Whilst in Australia I played in the Aussie Millions Poker Tournament. I will try and fill in more details over the coming weeks but it was reasonably successful, the highlight being that I made the final table of the Team Event with Troy from the Australian Office, eventually finishing in sixth position. I also played the $10,000 buy in Main Event and finished a respectable 95th out of approximately 800 runners. I fell just short of the money which was of course disappointing but, I went there with one goal. That was to win it. I could have easily limped in to the money and made $15,000 but decided to try for the big one ($1,500,000 first prize). I also went deep in the Feature event, only being knocked out by a 'horrific bad beat' against one of the world best players, Scott Fischman (my AK v his AQ). It was a tremendous experience and one I hope to do again next year. There were some very complimentary things said about my play whilst there, some verbally, some in print. One nice section was on the PokerStars Blog which read as follows:
"PokerStars own Greece-based Simon Cook staged a tremendous comeback on Day 2, after falling as low as 6k in chips, Cook spent a lot of the middle levels with about 13k to his credit. By the end of the final session, he had amassed 59.6k to be above the average stack.

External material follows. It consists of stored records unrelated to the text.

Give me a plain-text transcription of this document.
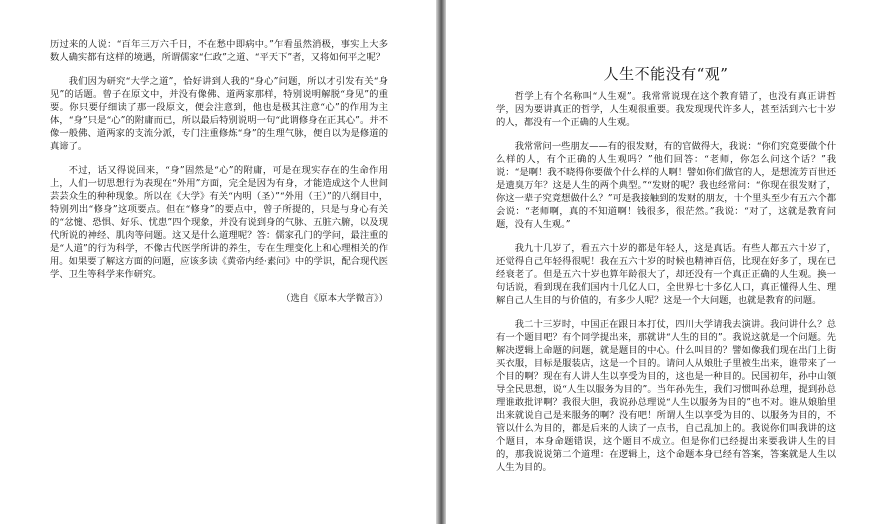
历过来的人说：“百年三万六千日，不在愁中即病中。”乍看虽然消极，事实上大多数人确实都有这样的境遇，所谓儒家“仁政”之道、“平天下”者，又将如何平之呢？

我们因为研究“大学之道”，恰好讲到人我的“身心”问题，所以才引发有关“身见”的话题。曾子在原文中，并没有像佛、道两家那样，特别说明解脱“身见”的重要。你只要仔细读了那一段原文，便会注意到，他也是极其注意“心”的作用为主体，“身”只是“心”的附庸而已，所以最后特别说明一句“此谓修身在正其心”。并不像一般佛、道两家的支流分派，专门注重修炼“身”的生理气脉，便自以为是修道的真谛了。

不过，话又得说回来，“身”固然是“心”的附庸，可是在现实存在的生命作用上，人们一切思想行为表现在“外用”方面，完全是因为有身，才能造成这个人世间芸芸众生的种种现象。所以在《大学》有关“内明（圣）”“外用（王）”的八纲目中，特别列出“修身”这项要点。但在“修身”的要点中，曾子所提的，只是与身心有关的“忿懥、恐惧、好乐、忧患”四个现象，并没有说到身的气脉、五脏六腑，以及现代所说的神经、肌肉等问题。这又是什么道理呢？答：儒家孔门的学问，最注重的是“人道”的行为科学，不像古代医学所讲的养生，专在生理变化上和心理相关的作用。如果要了解这方面的问题，应该多读《黄帝内经·素问》中的学识，配合现代医学、卫生等科学来作研究。

（选自《原本大学微言》）

人生不能没有“观”

哲学上有个名称叫“人生观”。我常常说现在这个教育错了，也没有真正讲哲学，因为要讲真正的哲学，人生观很重要。我发现现代许多人，甚至活到六七十岁的人，都没有一个正确的人生观。

我常常问一些朋友——有的很发财，有的官做得大，我说：“你们究竟要做个什么样的人，有个正确的人生观吗？”他们回答：“老师，你怎么问这个话？”我说：“是啊！我不晓得你要做个什么样的人啊！譬如你们做官的人，是想流芳百世还是遗臭万年？这是人生的两个典型。”“发财的呢？我也经常问：“你现在很发财了，你这一辈子究竟想做什么？”可是我接触到的发财的朋友，十个里头至少有五六个都会说：“老师啊，真的不知道啊！钱很多，很茫然。”我说：“对了，这就是教育问题，没有人生观。”

我九十几岁了，看五六十岁的都是年轻人，这是真话。有些人都五六十岁了，还觉得自己年轻得很呢！我在五六十岁的时候也精神百倍，比现在好多了，现在已经衰老了。但是五六十岁也算年龄很大了，却还没有一个真正正确的人生观。换一句话说，看到现在我们国内十几亿人口，全世界七十多亿人口，真正懂得人生、理解自己人生目的与价值的，有多少人呢？这是一个大问题，也就是教育的问题。

我二十三岁时，中国正在跟日本打仗，四川大学请我去演讲。我问讲什么？总有一个题目吧？有个同学提出来，那就讲“人生的目的”。我说这就是一个问题。先解决逻辑上命题的问题，就是题目的中心。什么叫目的？譬如像我们现在出门上街买衣服，目标是服装店，这是一个目的。请问人从娘肚子里被生出来，谁带来了一个目的啊？现在有人讲人生以享受为目的，这也是一种目的。民国初年，孙中山领导全民思想，说“人生以服务为目的”。当年孙先生，我们习惯叫孙总理，提到孙总理谁敢批评啊？我很大胆，我说孙总理说“人生以服务为目的”也不对。谁从娘胎里出来就说自己是来服务的啊？没有吧！所谓人生以享受为目的、以服务为目的，不管以什么为目的，都是后来的人读了一点书，自己乱加上的。我说你们叫我讲的这个题目，本身命题错误，这个题目不成立。但是你们已经提出来要我讲人生的目的，那我说说第二个道理：在逻辑上，这个命题本身已经有答案，答案就是人生以人生为目的。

Simon rallied with a cunning bluffing exhibition, the highlight of the key pots he won:- With J-10 in the hole, Simon called pre-flop.The flop came: 8 7 4 and his opponent bet out 2k. Simon called, with obvious intentions of taking the pot down on the later streets.The turn came: 5. Again Simon's opponent bet, this time 5k, but with the 1 card straight on the board, Simon came over the top for another 17k, setting his opponent all-in. After deliberating, thinking, shaking his head and squirming, the initial raiser flashed his K8 (top pair, second best kicker) to the gallery and threw it away. Simon cheekily showed his JT bluff to the table and took down another pot.
Simon Cook is one player who mixes his game up enough and plays a wide range of hands, as all of the top (aggressive) tournament pros do, to give him a chance of figuring the finish on the back of his first day performance."
p.s The photo at the side is actually from last years World Series of Poker, not the Aussie Millions.